"'Can't we both git in for fifty cents?'

"'I 'speck we might, but to-morrer you'd be bilin' ober wid wickedness an' I'd be a backslipper from de church. Hush up, now, kase I hain't got but thirty cents, and dar am no show fur crawlin' under de canvas.'

"The boy still continued to cry, and the old man pulled him behind a wagon, and continued:

"'Henry Clay Scott, which had you rather do—go inter de circus an' den take de awfullest lickin' a boy eber got, or have a glass of dat red lemonade an' go to Heaben when you die?
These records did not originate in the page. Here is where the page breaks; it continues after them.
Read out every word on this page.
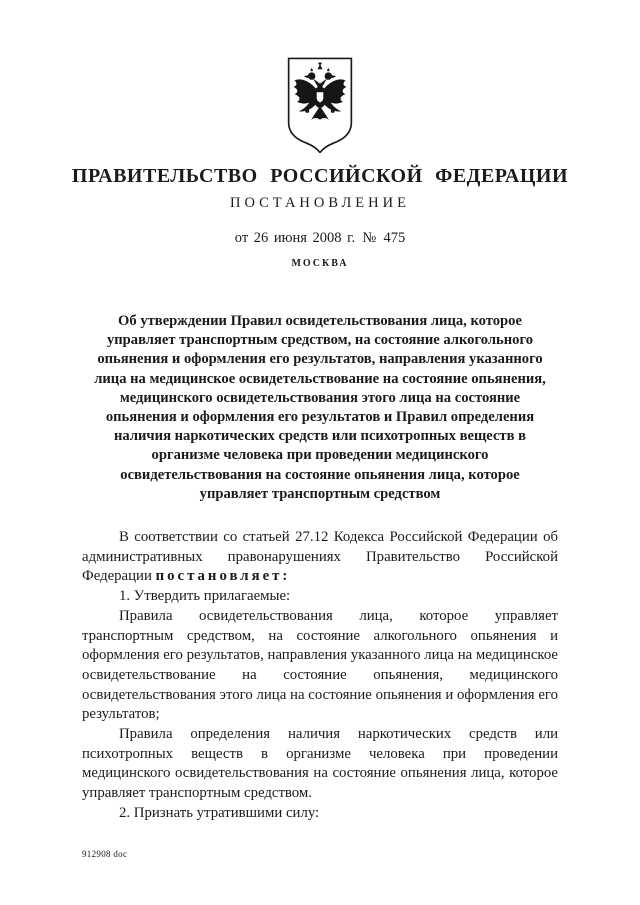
ПРАВИТЕЛЬСТВО РОССИЙСКОЙ ФЕДЕРАЦИИ
ПОСТАНОВЛЕНИЕ
от 26 июня 2008 г. № 475
МОСКВА
Об утверждении Правил освидетельствования лица, которое управляет транспортным средством, на состояние алкогольного опьянения и оформления его результатов, направления указанного лица на медицинское освидетельствование на состояние опьянения, медицинского освидетельствования этого лица на состояние опьянения и оформления его результатов и Правил определения наличия наркотических средств или психотропных веществ в организме человека при проведении медицинского освидетельствования на состояние опьянения лица, которое управляет транспортным средством

В соответствии со статьей 27.12 Кодекса Российской Федерации об административных правонарушениях Правительство Российской Федерации постановляет:

1. Утвердить прилагаемые:

Правила освидетельствования лица, которое управляет транспортным средством, на состояние алкогольного опьянения и оформления его результатов, направления указанного лица на медицинское освидетельствование на состояние опьянения, медицинского освидетельствования этого лица на состояние опьянения и оформления его результатов;

Правила определения наличия наркотических средств или психотропных веществ в организме человека при проведении медицинского освидетельствования на состояние опьянения лица, которое управляет транспортным средством.

2. Признать утратившими силу:

912908 doc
Befo' you decide let me explain dat I mean a lickin' which will take ebery inch of de hide off, an' I also mean one of dem big glasses of lemonade. In addishun, I would obsarve dat a circus am gwine on in Heaben all de time, an' de price of admisshun am simply nominal. Now, sah, what do you say?'

"The boy took the lemonade, but he drank it with tears in his eyes."
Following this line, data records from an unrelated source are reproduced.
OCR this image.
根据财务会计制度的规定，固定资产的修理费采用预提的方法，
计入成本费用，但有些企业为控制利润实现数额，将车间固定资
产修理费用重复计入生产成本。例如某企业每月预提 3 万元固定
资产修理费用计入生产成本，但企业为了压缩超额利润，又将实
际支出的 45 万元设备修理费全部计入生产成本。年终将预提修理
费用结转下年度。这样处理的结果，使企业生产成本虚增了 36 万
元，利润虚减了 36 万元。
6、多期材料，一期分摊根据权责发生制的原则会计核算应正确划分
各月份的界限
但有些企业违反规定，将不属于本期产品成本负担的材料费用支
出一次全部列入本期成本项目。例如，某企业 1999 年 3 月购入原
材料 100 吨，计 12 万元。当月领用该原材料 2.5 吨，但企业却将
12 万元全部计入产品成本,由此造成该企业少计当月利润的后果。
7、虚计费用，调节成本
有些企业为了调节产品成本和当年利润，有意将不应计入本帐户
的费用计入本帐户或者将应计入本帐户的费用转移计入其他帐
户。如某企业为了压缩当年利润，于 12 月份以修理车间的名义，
A man living near Bloomington, Illinois, in 1870, sold his stove to a neighbor to obtain funds to take his family to a circus that had pitched its tents near the city. When he got back he said he was not a bit sorry, that "he'd seen the clown, an' the gals a ridin', an' the fellows doin' flip-flaps, an' waz so perfectly satisfied that ef another suck-cus came along next year, an' he had a stove, he'd go to see it on the same terms ag'in."


CHAPTER XXXIX.
UNDER THE CANVAS.

The one great wish of the small boy's heart, as he stands at a respectful distance from the ticket wagon watching the huge canvas rise and sink—apparently with as much ease as the flag flies from the top of the centre-pole—is to get inside the tent before the band begins to play. He may not have a cent to pay the admission, but he has Micawberish hopes that far surpass any money value that might be placed upon a small boy, that something will turn up to gain him admission to the show. He knows that if the canvas-men give him a good chance he can crawl in under the cloth and make his way up through the seats. He has been told that if he is caught at such a trick the showmen will drag him to the dressing-tent and fill his hair full of powdered sawdust. The canvas-men are, however, vigilant; besides that, they are lazy and do not care to move around, so the small boy must be content to throw hand-springs in the sawdust-sprinkled lot, and keep on hoping until the show is out. In this respect the minute boy does not betray the same shrewdness credited to a Baltimore girl. She was on a visit to her brother's ranche near Austin, Texas, when a small circus came along. It is considered the acme of honesty to beat the circus in that region—in fact, paying is heartily deprecated. Although only a month in the place, the Baltimore belle was thoroughly imbued with the cowboy spirit, in as far as "beating" the circus was concerned, and when the show pitched its tents she made up her mind as to what she was going to do. At night, when the show was under headway, she calmly approached the circus tent on stilts, and viewed the first half of the performance through the opening between the canvas and the roof. One of the fighters of the show detecting something wrong, crept around with a club to "smash" the intruder, but received a kick in the eye from the fair stilt performer, and was so taken aback that the cowboys had time to rally to her support and raid the show while she at a safe distance applauded the conquering herders. The troupe left town that night in a sadly damaged condition.